You may not use AI tools for:
- Copying AI-generated prose or non-trivial code chunks – this is plagiarism
- Writing whole assignments or code files
- Writing large chunks of an assignment or code
- Using AI without citing it in your assignment
Inappropriate use of Generative AI may result in penalties on grades or referral to disciplinary authorities. If you have any question about appropriate use of AI applications for course work, please contact the instructors in their office hours.
Language of Submission
In accord with McGill University’s Charter of Students’ Rights, students in this course have the right to submit in English or in French any written work that is to be graded.
Academic Integrity
McGill University values academic integrity.
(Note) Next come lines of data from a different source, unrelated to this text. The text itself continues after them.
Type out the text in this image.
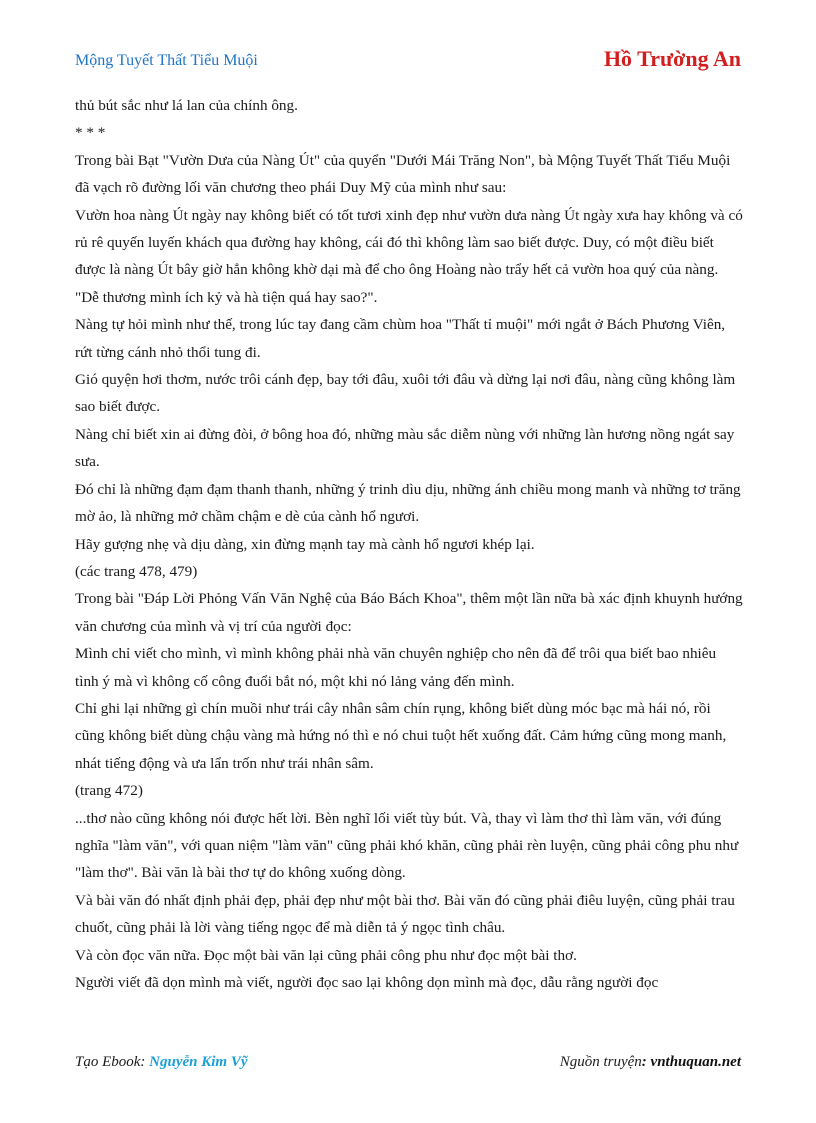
Mộng Tuyết Thất Tiểu Muội	Hồ Trường An

thủ bút sắc như lá lan của chính ông.

* * *

Trong bài Bạt "Vườn Dưa của Nàng Út" của quyển "Dưới Mái Trăng Non", bà Mộng Tuyết Thất Tiểu Muội đã vạch rõ đường lối văn chương theo phái Duy Mỹ của mình như sau:

Vườn hoa nàng Út ngày nay không biết có tốt tươi xinh đẹp như vườn dưa nàng Út ngày xưa hay không và có rủ rê quyến luyến khách qua đường hay không, cái đó thì không làm sao biết được. Duy, có một điều biết được là nàng Út bây giờ hẳn không khờ dại mà để cho ông Hoàng nào trẩy hết cả vườn hoa quý của nàng.

"Dễ thương mình ích kỷ và hà tiện quá hay sao?".

Nàng tự hỏi mình như thế, trong lúc tay đang cầm chùm hoa "Thất tỉ muội" mới ngắt ở Bách Phương Viên, rứt từng cánh nhỏ thổi tung đi.

Gió quyện hơi thơm, nước trôi cánh đẹp, bay tới đâu, xuôi tới đâu và dừng lại nơi đâu, nàng cũng không làm sao biết được.

Nàng chỉ biết xin ai đừng đòi, ở bông hoa đó, những màu sắc diễm nùng với những làn hương nồng ngát say sưa.

Đó chỉ là những đạm đạm thanh thanh, những ý trinh dìu dịu, những ánh chiều mong manh và những tơ trăng mờ ảo, là những mở chầm chậm e dè của cành hổ ngươi.

Hãy gượng nhẹ và dịu dàng, xin đừng mạnh tay mà cành hổ ngươi khép lại.

(các trang 478, 479)

Trong bài "Đáp Lời Phỏng Vấn Văn Nghệ của Báo Bách Khoa", thêm một lần nữa bà xác định khuynh hướng văn chương của mình và vị trí của người đọc:

Mình chỉ viết cho mình, vì mình không phải nhà văn chuyên nghiệp cho nên đã để trôi qua biết bao nhiêu tình ý mà vì không cố công đuổi bắt nó, một khi nó lảng vảng đến mình.

Chỉ ghi lại những gì chín muồi như trái cây nhân sâm chín rụng, không biết dùng móc bạc mà hái nó, rồi cũng không biết dùng chậu vàng mà hứng nó thì e nó chui tuột hết xuống đất. Cảm hứng cũng mong manh, nhát tiếng động và ưa lẩn trốn như trái nhân sâm.

(trang 472)

...thơ nào cũng không nói được hết lời. Bèn nghĩ lối viết tùy bút. Và, thay vì làm thơ thì làm văn, với đúng nghĩa "làm văn", với quan niệm "làm văn" cũng phải khó khăn, cũng phải rèn luyện, cũng phải công phu như "làm thơ". Bài văn là bài thơ tự do không xuống dòng.

Và bài văn đó nhất định phải đẹp, phải đẹp như một bài thơ. Bài văn đó cũng phải điêu luyện, cũng phải trau chuốt, cũng phải là lời vàng tiếng ngọc để mà diễn tả ý ngọc tình châu.

Và còn đọc văn nữa. Đọc một bài văn lại cũng phải công phu như đọc một bài thơ.

Người viết đã dọn mình mà viết, người đọc sao lại không dọn mình mà đọc, dẫu rằng người đọc

Tạo Ebook: Nguyễn Kim Vỹ	Nguồn truyện: vnthuquan.net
Therefore, all students must understand the meaning and consequences of cheating, plagiarism and other academic offences under the Code of Student Conduct and Disciplinary Procedures (see www.mcgill.ca/students/srr/honest/ for more information)
Inclusivity
As the instructor of this course I endeavor to provide an inclusive learning environment. However, if you experience barriers to learning in this course, do not hesitate to discuss them with me or the Office for Students with Disabilities.